Joshua Berookhim, MD, PGY-3

When I was applying for residency, there were a few aspects of a training program that I was looking for. The first aspect was a program at a hospital with a high volume of patients, as well as a wide variety of pathologies. The second was a program that was able to match their residents into competitive fellowship programs. And the third was a program where I would get along with the residents. The Internal Medicine residency at Mount Sinai Morningside and Mount Sinai West fulfilled that criteria and more.

Patient population is diverse which allows us to explore each sub-specialty of Internal Medicine in a whole new way; we learn how to manage the classic bread-and-butter diseases and the rare zebras that I thought that I would only read about in medical school. Here, we routinely send our residents to incredible fellowships year after year. Here I have found residents that are not just incredible coworkers in the hospital but are now some of my closest friends outside of the hospital. In fact, within the Mount Sinai community, we have a basketball group composed of residents, fellows, and attendings where we meet multiple times throughout the week to play; it is now one my favorite ways to spend my free time. 

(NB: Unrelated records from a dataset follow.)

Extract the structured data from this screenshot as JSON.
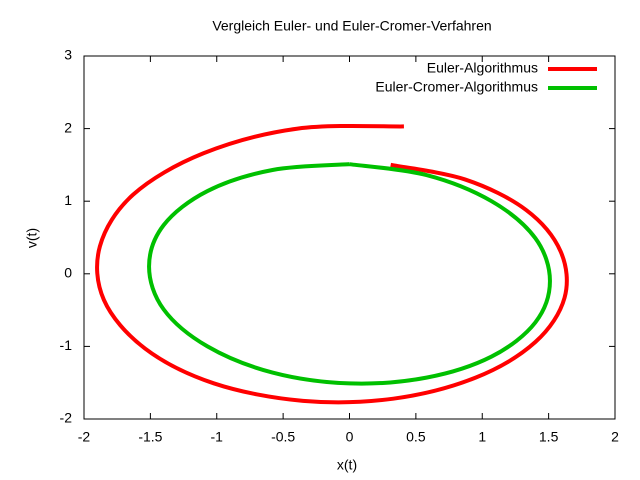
{
  "chart_data": {
    "type": "line",
    "title": "Vergleich Euler- und Euler-Cromer-Verfahren",
    "x_label": "x(t)",
    "y_label": "v(t)",
    "xlim": [
      -2,
      2
    ],
    "xticks": [
      -2,
      -1.5,
      -1,
      -0.5,
      0,
      0.5,
      1,
      1.5,
      2
    ],
    "ylim": [
      -2,
      3
    ],
    "yticks": [
      -2,
      -1,
      0,
      1,
      2,
      3
    ],
    "legend": "top-right",
    "series": [
      {
        "name": "Euler-Algorithmus",
        "color": "#ff0000",
        "x": [
          0.31,
          0.87,
          1.33,
          1.59,
          1.62,
          1.4,
          0.95,
          0.33,
          -0.35,
          -1.02,
          -1.54,
          -1.85,
          -1.88,
          -1.63,
          -1.1,
          -0.39,
          0.41
        ],
        "values": [
          1.5,
          1.3,
          0.88,
          0.31,
          -0.33,
          -0.94,
          -1.43,
          -1.72,
          -1.75,
          -1.51,
          -1.03,
          -0.36,
          0.38,
          1.09,
          1.66,
          2.0,
          2.03
        ]
      },
      {
        "name": "Euler-Cromer-Algorithmus",
        "color": "#00c000",
        "x": [
          0,
          0.58,
          1.07,
          1.4,
          1.51,
          1.4,
          1.07,
          0.58,
          0,
          -0.58,
          -1.07,
          -1.4,
          -1.51,
          -1.4,
          -1.07,
          -0.58,
          0
        ],
        "values": [
          1.51,
          1.36,
          1.0,
          0.49,
          -0.1,
          -0.67,
          -1.14,
          -1.43,
          -1.51,
          -1.36,
          -1.0,
          -0.49,
          0.1,
          0.67,
          1.14,
          1.43,
          1.51
        ]
      }
    ]
  }
}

Sananda Moctezuma, MD, PGY-3

I chose Mount Sinai Morningside and Mount Sinai West as the next step in my training because it offered the unparalleled opportunity to care not only for a diverse patient population, but to train in a system that would allow exposure to inequities related to social determinants of health. Growing up in Venezuela, a country defined by scarcity and healthcare inequity, shaped my outlook on life.  Experiencing the ripple effects of a social crisis and forced migration has fostered the outmost respect for diversity, including the impact of gender, religion, and culture in doctor-patient relationships. These challenges have fueled my interest in health inequalities. I believe that, by virtue of their role as health advocates, physicians are key in advancing healthcare. We have a responsibility to understand the social determinants of health in order to empower people and communities to achieve their potential for health.  During residency, I have had the opportunity to work with physicians of various backgrounds to spur critical thinking, and create population health advocates through transformative learning. I am grateful for working alongside great attendings that share my values and have helped shaped my career. The Residency Program has incentivized many of my projects and has been flexible to allow me to complete them. I have been given all the tools I need to face any challenge and continue my training.